Quebec's international airport at Mirabel has long been scorned by locals as an exorbitant white elephant and blight on the countryside that absorbed far too many tax dollars, to no purpose. Pierre Nepveu addresses the impact of this fiasco, what it meant to the countryside and farming communities, in his free verse collection, Mirabel, translated from the French by Judith Cowan.

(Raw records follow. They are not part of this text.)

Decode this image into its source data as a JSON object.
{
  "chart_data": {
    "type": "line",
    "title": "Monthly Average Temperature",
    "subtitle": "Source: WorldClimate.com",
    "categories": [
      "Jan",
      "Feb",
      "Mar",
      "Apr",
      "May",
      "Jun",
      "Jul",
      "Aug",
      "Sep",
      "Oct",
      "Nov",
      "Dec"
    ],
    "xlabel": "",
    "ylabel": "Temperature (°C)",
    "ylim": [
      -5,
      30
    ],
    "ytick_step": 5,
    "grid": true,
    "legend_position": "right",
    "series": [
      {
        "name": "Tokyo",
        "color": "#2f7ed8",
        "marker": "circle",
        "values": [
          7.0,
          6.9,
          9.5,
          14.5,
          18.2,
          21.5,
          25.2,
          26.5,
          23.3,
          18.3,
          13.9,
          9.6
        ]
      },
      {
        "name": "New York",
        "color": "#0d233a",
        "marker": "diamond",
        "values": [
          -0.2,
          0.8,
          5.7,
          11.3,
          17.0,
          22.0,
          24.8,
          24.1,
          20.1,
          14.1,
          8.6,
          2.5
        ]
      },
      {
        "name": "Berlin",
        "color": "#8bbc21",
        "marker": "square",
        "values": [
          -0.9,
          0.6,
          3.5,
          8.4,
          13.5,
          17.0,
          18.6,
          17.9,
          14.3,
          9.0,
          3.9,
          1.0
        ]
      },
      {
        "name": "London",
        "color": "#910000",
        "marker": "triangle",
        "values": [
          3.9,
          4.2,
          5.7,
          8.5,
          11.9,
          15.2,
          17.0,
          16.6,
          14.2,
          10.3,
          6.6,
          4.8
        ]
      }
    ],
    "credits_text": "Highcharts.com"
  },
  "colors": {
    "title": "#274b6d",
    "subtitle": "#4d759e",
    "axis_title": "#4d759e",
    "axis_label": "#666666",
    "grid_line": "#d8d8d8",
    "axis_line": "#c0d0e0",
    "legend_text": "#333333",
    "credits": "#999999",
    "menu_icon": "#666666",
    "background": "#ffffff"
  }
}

The collection is divided into three parts - 'Approach Paths', 'Mirabel' and 'Return'. I found the Author's Note at the back of the book, as interesting as the poetry. In it, Nepveu tells us that Mirabel's construction brought about the expropriation of 'an enormous tract of land' (ten times more than needed) and swallowed 'thousands of modest farms situated on very fertile land.' The airport was announced in 1969, inaugurated in 1975, under-used, and left empty in 2002. Pierre Nepveu calls it 'a preposterous monument to bureaucratic and governmental incompetence.'

I liked his 'New World': 'In these once seigneurial regions / of ancient orchards and luminous acres, / the century unfolded without incident ... but on an afternoon in spring / the future's trumpets blared'. The poet takes different perspectives, including those of a surveyor's notes and a cleaning woman's diary. Verses that appealed to me most spoke of nature as in 'the quintessential autumn magic' addressed in 'Living Twilight'; 'The Man of the Land', portrayed 'alone / with the wind and his encyclopedia / of birds and flowers'; and 'Last Visit' in which 'lost wild geese / settle softly on the empty runway'.

In its original (French) publication, the collection won Canada's Governor General's Award and the International Poetry Festival's Grand Prize in 2003. And Judith Cowan won the 2004 Governor General's Literary Award for Translation. Mirabel is a fascinating example of poetry as a vehicle for environmental and social commentary.